Sometimes you see a ROA piece and it looks like a real animal that might peel off the wall and come over and stomp on your head. Or chomp off an ear. Chomp chomp chomp.
Our man Kriebel GETS THE STORY.
Kriebel! That’s his name; Our fearless videographer on the scene – Video shot like a wild animal itself has a camera strapped on it’s head, hurriedly and harriedly running through the jungle with un-glued urgency, freezing in place to stare at the giant-ish pig and huge pecking bird and many other creatures in the berserk brush-filled back lots of abandonment.
It is a bit long for my short attention span, and eventually the scariness of the bouncing video becomes more comic than creepy. It’s wayyyyyyy beautiful.
Thanks to the fine and furry Charley Uzzell Edwards, accidental gallerist of PURE EVIL, who have somehow managed to coax ROA in for a show that starts Thursday.

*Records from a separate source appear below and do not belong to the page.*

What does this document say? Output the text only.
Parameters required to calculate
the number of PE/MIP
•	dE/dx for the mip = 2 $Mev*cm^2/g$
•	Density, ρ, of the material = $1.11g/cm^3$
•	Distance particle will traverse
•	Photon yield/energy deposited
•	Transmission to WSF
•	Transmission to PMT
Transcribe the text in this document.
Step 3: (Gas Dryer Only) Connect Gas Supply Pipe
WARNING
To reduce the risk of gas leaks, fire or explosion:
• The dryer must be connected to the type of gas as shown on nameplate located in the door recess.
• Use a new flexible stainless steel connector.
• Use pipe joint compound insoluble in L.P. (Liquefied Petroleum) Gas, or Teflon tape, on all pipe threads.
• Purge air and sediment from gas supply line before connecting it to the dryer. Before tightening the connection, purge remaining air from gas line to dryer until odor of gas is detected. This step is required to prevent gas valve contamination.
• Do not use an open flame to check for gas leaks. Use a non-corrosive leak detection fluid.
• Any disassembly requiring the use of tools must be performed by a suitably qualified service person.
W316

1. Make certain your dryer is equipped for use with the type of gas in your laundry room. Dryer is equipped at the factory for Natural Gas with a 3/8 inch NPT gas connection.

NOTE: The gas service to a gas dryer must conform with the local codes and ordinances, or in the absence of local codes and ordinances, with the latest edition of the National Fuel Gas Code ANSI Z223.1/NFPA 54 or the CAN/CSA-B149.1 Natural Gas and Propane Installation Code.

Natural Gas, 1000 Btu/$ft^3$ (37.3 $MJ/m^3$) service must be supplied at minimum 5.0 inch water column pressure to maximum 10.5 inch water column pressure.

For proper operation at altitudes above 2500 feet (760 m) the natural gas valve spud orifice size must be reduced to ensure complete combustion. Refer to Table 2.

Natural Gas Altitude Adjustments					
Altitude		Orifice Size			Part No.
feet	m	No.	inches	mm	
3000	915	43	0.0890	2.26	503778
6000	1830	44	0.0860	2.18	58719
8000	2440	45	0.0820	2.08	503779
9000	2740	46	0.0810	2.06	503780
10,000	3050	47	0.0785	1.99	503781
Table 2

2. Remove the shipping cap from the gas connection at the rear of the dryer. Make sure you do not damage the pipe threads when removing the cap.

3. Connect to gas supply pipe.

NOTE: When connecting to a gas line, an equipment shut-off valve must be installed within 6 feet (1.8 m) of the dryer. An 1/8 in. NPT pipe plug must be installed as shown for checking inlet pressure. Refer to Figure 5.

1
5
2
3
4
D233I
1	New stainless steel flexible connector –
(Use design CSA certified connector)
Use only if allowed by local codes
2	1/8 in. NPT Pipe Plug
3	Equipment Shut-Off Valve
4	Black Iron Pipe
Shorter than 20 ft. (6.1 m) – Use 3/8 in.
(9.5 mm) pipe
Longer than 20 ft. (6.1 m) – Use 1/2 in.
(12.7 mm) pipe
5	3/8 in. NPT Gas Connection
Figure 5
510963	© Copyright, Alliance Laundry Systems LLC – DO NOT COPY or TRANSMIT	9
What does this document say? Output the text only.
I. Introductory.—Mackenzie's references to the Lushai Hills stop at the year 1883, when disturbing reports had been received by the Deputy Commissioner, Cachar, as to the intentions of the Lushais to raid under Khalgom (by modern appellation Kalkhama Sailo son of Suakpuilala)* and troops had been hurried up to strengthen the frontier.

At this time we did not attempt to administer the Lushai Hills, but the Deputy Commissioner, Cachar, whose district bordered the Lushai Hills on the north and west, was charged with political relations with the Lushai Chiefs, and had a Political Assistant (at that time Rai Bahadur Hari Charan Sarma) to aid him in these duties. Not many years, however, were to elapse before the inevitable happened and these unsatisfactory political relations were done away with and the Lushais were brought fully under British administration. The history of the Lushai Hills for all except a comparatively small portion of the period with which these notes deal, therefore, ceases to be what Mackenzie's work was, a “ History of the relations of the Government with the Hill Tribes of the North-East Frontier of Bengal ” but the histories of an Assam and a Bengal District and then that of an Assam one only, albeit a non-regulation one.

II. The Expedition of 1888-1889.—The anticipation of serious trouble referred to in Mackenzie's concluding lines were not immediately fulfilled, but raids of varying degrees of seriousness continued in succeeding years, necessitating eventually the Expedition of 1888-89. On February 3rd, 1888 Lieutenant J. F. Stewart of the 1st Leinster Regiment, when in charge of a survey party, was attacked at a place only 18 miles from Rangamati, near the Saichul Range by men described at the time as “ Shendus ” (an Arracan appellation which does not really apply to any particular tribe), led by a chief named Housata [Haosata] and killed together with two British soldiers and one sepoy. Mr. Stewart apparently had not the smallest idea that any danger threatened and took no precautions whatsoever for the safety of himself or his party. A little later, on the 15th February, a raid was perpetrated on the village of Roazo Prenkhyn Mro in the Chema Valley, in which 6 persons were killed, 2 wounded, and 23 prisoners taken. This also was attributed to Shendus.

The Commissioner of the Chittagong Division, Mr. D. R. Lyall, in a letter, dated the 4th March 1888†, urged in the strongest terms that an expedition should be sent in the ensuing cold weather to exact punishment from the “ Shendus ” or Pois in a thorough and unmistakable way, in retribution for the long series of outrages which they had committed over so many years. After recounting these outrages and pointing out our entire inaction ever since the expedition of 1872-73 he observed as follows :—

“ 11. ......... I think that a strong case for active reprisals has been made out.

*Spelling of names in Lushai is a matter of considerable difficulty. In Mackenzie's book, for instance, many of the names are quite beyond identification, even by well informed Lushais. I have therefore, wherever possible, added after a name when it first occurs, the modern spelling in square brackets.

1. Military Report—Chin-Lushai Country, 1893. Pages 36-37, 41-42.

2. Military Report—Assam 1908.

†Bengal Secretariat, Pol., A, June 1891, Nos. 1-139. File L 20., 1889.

Did I mention ROA’s coming to BROOKLYN NEXT MONTH?
>>>>>>>>>>>>>>>>>>>>>>>>>>>>>>> press release
ROA solo this week
The cities were once our pastures, fish once jumped from the rivers, storks once combed these streets. And that’s easy to forget — which is why the work of Graffiti artist ROA can be so powerful, existing in ruined, deserted industrial spaces of the city.
R O A
Solo Exhibition at Pure Evil Gallery 8th APRIL – 2nd MAY 2010
ROA’s eagerly anticipated UK solo debut opens in London this spring to exhibit his unique portrayal of large scale urban wildlife, disquietly cohabiting city streets, hand painted in his distinctive black and white style.
ROA started painting abandoned buildings and warehouses in the isolated industrial outskirts of his hometown – Ghent, Belgium. Fixating on the animals he found there; the wildlife became the central subject matter of his work, inspired by their clever ability to adapt into scavengers in order to survive. He used the dilapidated, coarse interiors and exteriors of the unyielding landscape as a canvas to portray his large-scale creatures.
Roa filled a vast abandoned warehouse complex of different chambers and exteriors with a menagerie of large-scale animals, creating an impressive spray painted zoo of city scavengers.
His obsession went global when he took to the streets of New York, London, Berlin, Warsaw and Paris, prolifically painting his trademark cross sectioned animals wherever he went, locating them where they naturally invade the main city streets with their quiet yet powerful presence.
Pure Evil Gallery is proud and extremely excited to present a new body of original artwork by ROA this spring, complete with street works in the local area. Look out for a new ROA city fox appearing on a street near you.